In docs, there is a section about notification signatures but I don't know how to combine it with Express.js
This question is a migrated from official Kentico Cloud Forum, that would be deleted.
In the API reference, there is a sample describing webhook validation in various languages including node.js.

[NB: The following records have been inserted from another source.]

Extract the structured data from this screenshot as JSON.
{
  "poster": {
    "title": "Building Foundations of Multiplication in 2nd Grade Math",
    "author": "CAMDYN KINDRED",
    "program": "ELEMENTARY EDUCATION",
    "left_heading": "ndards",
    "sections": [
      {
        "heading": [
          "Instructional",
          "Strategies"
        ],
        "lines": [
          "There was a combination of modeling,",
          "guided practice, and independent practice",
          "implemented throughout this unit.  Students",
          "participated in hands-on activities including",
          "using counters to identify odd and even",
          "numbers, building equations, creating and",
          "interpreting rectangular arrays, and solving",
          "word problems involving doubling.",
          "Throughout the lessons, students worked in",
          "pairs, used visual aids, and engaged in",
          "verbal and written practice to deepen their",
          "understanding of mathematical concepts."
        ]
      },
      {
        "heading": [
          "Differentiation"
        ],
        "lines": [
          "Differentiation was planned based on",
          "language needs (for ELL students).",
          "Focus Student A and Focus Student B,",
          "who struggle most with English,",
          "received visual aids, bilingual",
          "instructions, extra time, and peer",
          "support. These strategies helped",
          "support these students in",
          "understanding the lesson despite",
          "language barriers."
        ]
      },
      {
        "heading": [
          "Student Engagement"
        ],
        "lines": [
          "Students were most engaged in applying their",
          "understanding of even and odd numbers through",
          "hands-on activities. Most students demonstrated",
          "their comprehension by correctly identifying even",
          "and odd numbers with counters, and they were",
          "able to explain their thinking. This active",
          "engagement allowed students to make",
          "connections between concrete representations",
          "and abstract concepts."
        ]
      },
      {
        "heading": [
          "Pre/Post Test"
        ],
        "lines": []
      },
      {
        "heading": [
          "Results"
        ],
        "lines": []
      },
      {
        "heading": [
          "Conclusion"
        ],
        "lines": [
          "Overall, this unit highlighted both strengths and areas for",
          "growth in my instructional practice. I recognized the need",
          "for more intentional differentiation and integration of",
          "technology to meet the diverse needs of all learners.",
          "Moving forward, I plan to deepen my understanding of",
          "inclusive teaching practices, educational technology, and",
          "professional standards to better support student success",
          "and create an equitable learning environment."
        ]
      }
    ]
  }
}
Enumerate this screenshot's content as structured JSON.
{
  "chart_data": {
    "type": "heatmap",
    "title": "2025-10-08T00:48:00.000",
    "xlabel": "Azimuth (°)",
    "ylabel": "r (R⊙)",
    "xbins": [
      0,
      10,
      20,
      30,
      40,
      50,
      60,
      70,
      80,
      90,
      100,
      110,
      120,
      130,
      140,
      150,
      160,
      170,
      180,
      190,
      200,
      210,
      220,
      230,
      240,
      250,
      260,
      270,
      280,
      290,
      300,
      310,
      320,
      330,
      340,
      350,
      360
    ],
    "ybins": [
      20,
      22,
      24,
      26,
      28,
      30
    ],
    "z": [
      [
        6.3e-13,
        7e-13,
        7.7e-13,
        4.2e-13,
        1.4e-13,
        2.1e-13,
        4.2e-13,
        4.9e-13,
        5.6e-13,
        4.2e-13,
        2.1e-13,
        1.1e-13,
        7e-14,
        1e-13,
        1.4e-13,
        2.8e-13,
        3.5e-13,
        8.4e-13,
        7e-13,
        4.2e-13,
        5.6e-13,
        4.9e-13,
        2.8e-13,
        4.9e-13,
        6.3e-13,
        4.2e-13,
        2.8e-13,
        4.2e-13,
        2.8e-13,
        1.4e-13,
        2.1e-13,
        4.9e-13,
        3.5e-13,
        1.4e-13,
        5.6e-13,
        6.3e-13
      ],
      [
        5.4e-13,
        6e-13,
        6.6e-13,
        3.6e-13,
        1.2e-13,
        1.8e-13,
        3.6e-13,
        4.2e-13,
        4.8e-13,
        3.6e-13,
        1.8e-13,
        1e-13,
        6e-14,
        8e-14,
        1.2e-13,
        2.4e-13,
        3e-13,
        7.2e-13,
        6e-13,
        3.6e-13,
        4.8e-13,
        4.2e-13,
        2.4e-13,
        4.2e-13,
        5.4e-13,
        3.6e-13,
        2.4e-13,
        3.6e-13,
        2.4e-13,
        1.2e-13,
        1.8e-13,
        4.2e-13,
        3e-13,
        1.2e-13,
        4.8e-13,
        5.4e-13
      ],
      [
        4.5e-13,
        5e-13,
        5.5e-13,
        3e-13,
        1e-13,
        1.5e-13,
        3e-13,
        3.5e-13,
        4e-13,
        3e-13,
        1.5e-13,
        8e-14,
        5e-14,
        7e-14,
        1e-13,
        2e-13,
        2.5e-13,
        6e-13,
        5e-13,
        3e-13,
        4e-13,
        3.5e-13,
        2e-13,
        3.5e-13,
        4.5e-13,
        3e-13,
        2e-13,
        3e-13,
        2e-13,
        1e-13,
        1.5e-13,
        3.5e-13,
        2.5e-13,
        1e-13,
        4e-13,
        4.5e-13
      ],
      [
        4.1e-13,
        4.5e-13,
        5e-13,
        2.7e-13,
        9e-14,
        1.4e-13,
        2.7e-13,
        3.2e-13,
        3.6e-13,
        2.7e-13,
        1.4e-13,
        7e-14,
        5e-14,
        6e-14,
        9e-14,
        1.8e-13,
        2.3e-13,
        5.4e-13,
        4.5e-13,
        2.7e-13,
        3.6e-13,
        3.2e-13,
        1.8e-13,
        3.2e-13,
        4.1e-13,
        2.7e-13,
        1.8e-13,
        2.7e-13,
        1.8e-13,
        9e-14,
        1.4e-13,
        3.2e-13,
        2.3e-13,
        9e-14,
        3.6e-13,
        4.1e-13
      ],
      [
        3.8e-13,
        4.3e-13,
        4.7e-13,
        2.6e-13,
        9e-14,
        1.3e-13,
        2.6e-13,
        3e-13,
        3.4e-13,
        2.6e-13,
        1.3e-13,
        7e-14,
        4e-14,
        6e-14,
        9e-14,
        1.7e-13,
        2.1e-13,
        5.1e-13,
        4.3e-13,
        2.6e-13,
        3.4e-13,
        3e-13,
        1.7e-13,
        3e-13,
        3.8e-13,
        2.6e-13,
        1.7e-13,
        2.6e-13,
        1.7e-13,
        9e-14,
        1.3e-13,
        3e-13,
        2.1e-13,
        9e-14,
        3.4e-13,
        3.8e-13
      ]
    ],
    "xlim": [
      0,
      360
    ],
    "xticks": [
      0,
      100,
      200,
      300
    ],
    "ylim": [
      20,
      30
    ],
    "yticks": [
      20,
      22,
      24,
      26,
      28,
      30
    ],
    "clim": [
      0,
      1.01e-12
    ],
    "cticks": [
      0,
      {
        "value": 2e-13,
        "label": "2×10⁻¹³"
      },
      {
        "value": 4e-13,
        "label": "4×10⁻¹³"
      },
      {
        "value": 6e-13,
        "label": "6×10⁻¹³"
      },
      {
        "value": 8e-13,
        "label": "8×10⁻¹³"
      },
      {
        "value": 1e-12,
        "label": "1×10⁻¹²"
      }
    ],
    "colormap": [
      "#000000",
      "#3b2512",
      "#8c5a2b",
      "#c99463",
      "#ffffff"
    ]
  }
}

If you want to use express.js you could start with this template code:
const express = require('express');
const crypto = require('crypto');
// Create a new instance of express
const app = express();
// Set up a raw bodyparser to read the webhook post
const bodyParserRaw = require('body-parser').raw({
type: '*/*',
});
function webhookValidator (req, res, next) {
// get the header signature from the webhook request
const givenSignature = req.headers['x-kc-signature'];
// throw error if it's missing
if (!givenSignature) {
console.log('Missing signature');
return res.status(409).json({
error: 'Missing signature'
});
}
// create HMAC from the raw request body
let hmac = crypto.createHmac('sha256', [your-webhook-secret-key]);
hmac.write(req.body);
hmac.end();
// get a base64 hash from HMAC
let hash = hmac.read().toString('base64');
// check validity with timingSafeEqual
let webhookValid = false;
try {
webhookValid = crypto.timingSafeEqual(Buffer.from(givenSignature, 'base64'), Buffer.from(hash, 'base64'));
} catch (e) {
webhookValid = false
}
// return validity
if (webhookValid) {
return next();
} else {
console.log('Invalid signature');
return res.status(409).json({
error: 'Invalid signature'
});
}
}
// create a route and pass through the bodyparser and validator
app.post('/webhook', bodyParserRaw, webhookValidator, ( req, res, next ) => {
// If execution gets here, the HMAC is valid
console.log('webhook is valid');
});
EDIT
You can use the Kontent webhook helper library to quickly verify the webhook notifications and their signatures. The library is available as #kentico/kontent-webhook-helper npm package and helps you avoid common problems when calculating the hash.